Fungicides won't help with mites, nor would it help with TSWV - if that were the problem, and I don't think it is. See http://davesgarden.com/community/forums/p.php?pid=5182319 for some good pics of TSWV.

For mites, spray twice a week with a soap spray, neem oil, or a pyrethin based product until good control is obtained (usually at least a couple of weeks), then once a week thereafter. It is particularly important to cover every surface of the plant when treating, especially the undersides of the leaves. Once a mite infestation is well underway, it will kill plants if left untreated. Sometimes, severely damaged plants aren't salvageable, but it usually doesn't hurt to try to save them unless there are plants that haven't yet been infested elsewhere in the garden.

Periodic sprays with seaweed emulsion can also be helpful, see http://www.google.com/search?hl=en&q=seaweed mites&btnG=Google Search
redxtine
Brooklyn, NY

August 6, 2008
9:31 PM

Post #5378107

I think I have found it:

http://insects.tamu.edu/fieldguide/tomato_russet_mite.html

tomato russet mites :(
I think they hitched a ride to Brooklyn from sunny CA
Suze_

(Zone 7b)

August 6, 2008
10:38 PM

Post #5378415

I think your problem looks mite related - again, look for the mites on the undersides of the leaves to confirm it if you have not done so already. They can be hard to see. Sometimes a magnifying glass or hand lens can help. You probably won't find many on dead leaves, because they move up the plant once the damage is done below. Look on newer growth that's not yet crisped up.

OTOH, Lisa's situation could be a bit different. She might even have a combination of problems, both mites (which she's indicated she's seen) and perhaps even something viral. I say viral as a generality for now, but can't tell from the pictures which one it could be. I'm basing that on the stunted growth and shoestringing of leaves I *think* I see. It does not look like TSWV to me though, but a closeup picture in good focus would be helpful in terms maybe narrowing it down.

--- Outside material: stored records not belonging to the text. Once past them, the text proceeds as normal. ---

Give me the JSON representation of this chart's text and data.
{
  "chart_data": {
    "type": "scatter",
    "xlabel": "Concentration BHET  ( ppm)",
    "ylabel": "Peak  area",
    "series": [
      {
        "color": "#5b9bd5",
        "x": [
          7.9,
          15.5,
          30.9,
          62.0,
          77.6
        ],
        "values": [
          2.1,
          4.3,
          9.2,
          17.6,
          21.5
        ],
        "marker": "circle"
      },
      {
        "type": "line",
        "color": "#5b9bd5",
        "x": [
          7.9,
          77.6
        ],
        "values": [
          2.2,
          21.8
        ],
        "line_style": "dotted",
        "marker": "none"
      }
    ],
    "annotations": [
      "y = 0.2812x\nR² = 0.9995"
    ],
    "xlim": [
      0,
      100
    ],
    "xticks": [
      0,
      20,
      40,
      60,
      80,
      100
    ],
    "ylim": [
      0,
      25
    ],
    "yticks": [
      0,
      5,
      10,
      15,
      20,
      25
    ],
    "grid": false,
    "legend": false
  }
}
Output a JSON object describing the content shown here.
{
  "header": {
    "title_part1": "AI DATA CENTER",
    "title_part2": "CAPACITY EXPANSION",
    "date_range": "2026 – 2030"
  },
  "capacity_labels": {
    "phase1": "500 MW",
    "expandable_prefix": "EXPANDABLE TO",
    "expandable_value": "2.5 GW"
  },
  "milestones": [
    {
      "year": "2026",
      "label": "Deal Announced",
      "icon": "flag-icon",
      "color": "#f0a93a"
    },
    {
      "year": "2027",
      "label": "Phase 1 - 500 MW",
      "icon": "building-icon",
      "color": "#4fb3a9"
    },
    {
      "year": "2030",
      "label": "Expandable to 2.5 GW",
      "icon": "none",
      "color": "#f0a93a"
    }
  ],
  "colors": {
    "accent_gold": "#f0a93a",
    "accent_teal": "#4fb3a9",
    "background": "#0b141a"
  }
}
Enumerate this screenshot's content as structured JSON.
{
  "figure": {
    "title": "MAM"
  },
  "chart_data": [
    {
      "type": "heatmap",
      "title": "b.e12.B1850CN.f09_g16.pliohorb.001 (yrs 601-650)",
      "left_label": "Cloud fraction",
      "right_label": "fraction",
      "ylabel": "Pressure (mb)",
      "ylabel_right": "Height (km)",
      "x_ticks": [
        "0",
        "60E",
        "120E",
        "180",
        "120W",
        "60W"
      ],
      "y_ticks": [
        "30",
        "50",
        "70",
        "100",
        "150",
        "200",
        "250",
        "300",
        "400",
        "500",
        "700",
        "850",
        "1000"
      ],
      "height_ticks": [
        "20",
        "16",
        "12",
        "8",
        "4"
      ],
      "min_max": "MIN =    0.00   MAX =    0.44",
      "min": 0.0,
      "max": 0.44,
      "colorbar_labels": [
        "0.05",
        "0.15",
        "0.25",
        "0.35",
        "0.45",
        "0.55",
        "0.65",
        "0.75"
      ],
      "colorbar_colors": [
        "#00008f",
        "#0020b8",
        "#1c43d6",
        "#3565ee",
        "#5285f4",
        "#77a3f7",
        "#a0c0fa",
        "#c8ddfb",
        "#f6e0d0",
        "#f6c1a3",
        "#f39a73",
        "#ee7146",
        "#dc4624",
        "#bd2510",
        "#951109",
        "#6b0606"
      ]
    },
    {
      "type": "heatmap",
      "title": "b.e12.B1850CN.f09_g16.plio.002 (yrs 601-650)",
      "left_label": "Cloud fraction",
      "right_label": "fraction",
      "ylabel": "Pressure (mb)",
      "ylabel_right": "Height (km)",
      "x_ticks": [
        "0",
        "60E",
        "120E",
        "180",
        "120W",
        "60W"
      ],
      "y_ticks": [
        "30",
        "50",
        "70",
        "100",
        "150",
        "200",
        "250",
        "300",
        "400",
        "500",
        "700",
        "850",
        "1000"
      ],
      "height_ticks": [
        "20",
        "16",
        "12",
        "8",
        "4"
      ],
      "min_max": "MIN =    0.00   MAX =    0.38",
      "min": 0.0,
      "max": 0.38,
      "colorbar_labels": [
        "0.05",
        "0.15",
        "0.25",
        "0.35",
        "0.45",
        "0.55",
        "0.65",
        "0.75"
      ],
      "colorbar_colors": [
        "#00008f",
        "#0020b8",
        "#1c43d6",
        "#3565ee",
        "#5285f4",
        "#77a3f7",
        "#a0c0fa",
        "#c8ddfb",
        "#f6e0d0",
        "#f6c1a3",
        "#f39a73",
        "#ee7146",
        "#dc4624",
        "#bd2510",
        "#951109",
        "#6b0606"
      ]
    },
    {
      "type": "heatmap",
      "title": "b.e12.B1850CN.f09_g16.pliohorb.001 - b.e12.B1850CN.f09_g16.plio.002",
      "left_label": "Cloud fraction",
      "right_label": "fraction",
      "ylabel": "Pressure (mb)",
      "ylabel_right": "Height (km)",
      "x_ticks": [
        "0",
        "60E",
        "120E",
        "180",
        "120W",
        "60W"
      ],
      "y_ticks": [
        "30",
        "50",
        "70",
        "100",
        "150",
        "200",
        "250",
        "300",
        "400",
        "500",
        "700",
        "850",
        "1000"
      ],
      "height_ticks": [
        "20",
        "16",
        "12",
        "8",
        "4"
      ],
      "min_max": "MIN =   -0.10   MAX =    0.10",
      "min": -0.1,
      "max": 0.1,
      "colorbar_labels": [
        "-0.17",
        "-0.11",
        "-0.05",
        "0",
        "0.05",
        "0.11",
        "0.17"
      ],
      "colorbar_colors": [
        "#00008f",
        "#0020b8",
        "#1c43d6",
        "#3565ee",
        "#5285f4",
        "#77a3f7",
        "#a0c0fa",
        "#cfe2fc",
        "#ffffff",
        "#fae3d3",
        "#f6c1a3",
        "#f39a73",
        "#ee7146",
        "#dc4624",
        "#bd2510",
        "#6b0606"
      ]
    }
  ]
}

But maybe what I am seeing is just rolling leaves because the plants are stressed (which mites can definitely cause). Again, hard for me to tell from the pictures posted so far.
redxtine
Brooklyn, NY

August 7, 2008
2:27 AM

Post #5379537

Suze,

Thanks for the info - it is definitely mite related, and the more research I've done the
more convinced I am that it is tomato russet mites. All of the symptoms are there.
I've removed all the infected-looking foliage, and I sprayed the remaining healthy foliage with an
organic spray containing sulfur, which is what all the info I've seen says to do for these tomato russet
mites. Don't know if it will save the plants, but it is worth a try.
Thanks to everyone for all the help!